‘Big Data’, ‘Non SQL DBMS’ and the ‘Internet of things’ are all terms we have heard of in recent times, but what do they actually mean? The ‘internet of things’ is nothing but the future of the internet where each and every device that a person uses, from the air conditioner in your bedroom to the water heater in your bathroom, will be online and remotely accessible. So what does this have to do with ‘big data’? Well, data is what makes the internet of today function. Social Networking sites work because they have data about over billion people stores on their databases, travel sites work because they contain data about different airlines and their flights etc. This data is constantly being updated and maintained. Now that the internet is undergoing changes and expanding its reach, the traditional methods of storing and updating databases have become cumbersome and inefficient. This is because there is a lot more data to be handled on the internet right now and also because the kind of data being stored is also changing.
Up until now the databases being used were SQL (Structured Query Language) based systems. This type of data structure has been in use since the 1970s. It is a simple tabular data structure, similar to a Microsoft Excel sheet, where you have different items being represented by each row while every column represents a particular type of information. This structure is simple and therefore easy to manage as long as you have simple data. It becomes difficult to manage when you have ever changing types of data that requires you to continuously change the fields (or columns) of your database. In order to solve this and other problems related to SQL databases; there have been developed, a number of new DBMS (Data Base Management Systems). Let’s take a look at some of them:
Document Databases – In this form of DBMS, data is stored in collections of different documents. The documents are formatted differently and there are links between the different documents.

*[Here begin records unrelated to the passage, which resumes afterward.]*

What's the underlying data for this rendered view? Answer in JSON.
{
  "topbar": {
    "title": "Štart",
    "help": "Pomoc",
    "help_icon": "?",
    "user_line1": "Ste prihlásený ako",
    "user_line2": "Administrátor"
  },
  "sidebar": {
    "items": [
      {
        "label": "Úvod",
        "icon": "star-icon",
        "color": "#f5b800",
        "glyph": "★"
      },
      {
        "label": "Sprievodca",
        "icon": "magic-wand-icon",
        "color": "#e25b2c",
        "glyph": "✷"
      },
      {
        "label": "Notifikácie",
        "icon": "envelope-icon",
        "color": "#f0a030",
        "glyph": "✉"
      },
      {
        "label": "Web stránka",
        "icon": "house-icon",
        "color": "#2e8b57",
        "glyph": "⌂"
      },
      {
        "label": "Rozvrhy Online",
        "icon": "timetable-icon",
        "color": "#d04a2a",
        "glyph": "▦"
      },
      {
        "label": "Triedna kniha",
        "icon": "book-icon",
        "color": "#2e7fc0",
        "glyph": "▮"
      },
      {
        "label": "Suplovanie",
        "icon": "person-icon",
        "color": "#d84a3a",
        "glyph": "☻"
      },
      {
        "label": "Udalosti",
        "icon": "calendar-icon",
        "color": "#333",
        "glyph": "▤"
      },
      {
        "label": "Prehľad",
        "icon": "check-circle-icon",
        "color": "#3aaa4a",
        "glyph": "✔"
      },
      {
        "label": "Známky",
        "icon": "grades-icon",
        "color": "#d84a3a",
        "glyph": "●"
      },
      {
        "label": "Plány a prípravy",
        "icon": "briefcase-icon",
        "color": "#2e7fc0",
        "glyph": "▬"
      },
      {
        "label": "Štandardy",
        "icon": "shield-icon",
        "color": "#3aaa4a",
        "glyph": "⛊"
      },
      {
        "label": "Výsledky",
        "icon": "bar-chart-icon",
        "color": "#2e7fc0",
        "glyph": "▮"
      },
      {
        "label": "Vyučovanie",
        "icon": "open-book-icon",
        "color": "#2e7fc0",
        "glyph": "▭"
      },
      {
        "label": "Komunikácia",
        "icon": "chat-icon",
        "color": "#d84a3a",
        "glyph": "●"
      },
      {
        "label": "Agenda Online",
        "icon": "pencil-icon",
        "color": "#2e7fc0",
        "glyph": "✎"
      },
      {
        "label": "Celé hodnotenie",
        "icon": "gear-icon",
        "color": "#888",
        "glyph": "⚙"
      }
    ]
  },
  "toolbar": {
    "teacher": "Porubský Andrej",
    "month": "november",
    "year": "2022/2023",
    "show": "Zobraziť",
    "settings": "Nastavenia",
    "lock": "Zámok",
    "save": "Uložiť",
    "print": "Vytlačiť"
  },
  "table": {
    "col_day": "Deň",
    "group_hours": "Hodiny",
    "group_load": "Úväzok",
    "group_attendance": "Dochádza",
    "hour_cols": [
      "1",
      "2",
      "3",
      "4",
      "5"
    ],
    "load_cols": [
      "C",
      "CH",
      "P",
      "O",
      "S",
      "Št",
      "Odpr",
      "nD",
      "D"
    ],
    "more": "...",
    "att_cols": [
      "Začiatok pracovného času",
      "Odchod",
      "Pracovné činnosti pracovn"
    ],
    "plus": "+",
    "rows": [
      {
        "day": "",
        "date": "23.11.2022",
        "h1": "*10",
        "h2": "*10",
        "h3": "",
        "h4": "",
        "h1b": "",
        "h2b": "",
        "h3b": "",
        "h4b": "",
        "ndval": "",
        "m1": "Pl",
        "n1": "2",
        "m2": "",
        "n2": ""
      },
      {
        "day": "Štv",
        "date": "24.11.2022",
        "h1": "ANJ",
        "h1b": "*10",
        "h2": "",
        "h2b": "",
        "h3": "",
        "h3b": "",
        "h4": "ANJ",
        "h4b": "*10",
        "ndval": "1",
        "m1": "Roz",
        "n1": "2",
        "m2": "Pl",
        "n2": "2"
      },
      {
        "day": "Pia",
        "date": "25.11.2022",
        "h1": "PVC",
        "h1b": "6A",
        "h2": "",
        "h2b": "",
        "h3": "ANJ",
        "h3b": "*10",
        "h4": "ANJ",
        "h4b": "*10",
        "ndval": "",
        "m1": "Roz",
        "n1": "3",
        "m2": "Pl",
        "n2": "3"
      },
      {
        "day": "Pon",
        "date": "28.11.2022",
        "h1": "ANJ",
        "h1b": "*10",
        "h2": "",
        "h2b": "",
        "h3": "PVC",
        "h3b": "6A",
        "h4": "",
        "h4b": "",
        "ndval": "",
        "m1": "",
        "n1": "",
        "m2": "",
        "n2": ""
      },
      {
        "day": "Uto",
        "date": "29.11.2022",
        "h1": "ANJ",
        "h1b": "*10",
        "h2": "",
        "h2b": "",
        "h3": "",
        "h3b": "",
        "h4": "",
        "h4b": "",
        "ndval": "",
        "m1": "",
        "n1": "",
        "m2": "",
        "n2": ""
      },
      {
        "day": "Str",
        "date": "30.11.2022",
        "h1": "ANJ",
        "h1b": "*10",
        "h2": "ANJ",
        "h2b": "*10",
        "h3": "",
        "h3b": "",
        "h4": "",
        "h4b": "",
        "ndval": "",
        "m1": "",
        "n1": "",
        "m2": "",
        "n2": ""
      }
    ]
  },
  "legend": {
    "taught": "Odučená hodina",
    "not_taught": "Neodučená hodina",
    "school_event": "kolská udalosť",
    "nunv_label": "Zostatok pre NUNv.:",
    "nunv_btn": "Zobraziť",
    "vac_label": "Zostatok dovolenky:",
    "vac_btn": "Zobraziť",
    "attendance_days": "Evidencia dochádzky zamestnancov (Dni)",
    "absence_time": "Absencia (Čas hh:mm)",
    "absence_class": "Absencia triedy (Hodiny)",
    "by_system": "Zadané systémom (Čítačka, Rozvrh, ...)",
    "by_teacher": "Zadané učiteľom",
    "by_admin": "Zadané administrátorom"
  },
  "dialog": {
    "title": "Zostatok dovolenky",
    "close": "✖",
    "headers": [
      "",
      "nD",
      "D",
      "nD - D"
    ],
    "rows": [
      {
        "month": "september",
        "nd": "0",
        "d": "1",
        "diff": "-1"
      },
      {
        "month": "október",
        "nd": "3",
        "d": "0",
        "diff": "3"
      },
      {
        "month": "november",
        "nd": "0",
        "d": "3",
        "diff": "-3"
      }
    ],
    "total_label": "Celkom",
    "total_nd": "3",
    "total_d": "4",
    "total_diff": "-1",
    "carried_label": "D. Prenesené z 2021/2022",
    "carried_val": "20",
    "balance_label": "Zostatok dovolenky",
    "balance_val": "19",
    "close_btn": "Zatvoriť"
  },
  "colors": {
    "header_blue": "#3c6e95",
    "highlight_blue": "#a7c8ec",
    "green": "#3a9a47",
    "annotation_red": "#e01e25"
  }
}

Key Value Store – A very simple and old method of data storage. This method stores pairs of keys and accompanying data. Its simplicity makes it unsuitable for complex operations but its strength is in its high speed performance.
Graph Databases – A complex database suitable for changing, dynamic data. This system uses graphical structures to store data. It contains ‘nodes’ that contain data about different items in the form of ‘properties’ and all of these nodes are connected via ‘edges’ that are lines connecting all nodes in the database.
Columnar Databases – This is a system specifically designed to handle large amounts of data. It is somewhat related to traditional SQL. Instead of each row storing data pertaining to different fields/columns, the columns contain rows of data. This way there is no need to predetermine the number of columns needed before designing the database. Columns can always be added to accommodate more and different kinds of data.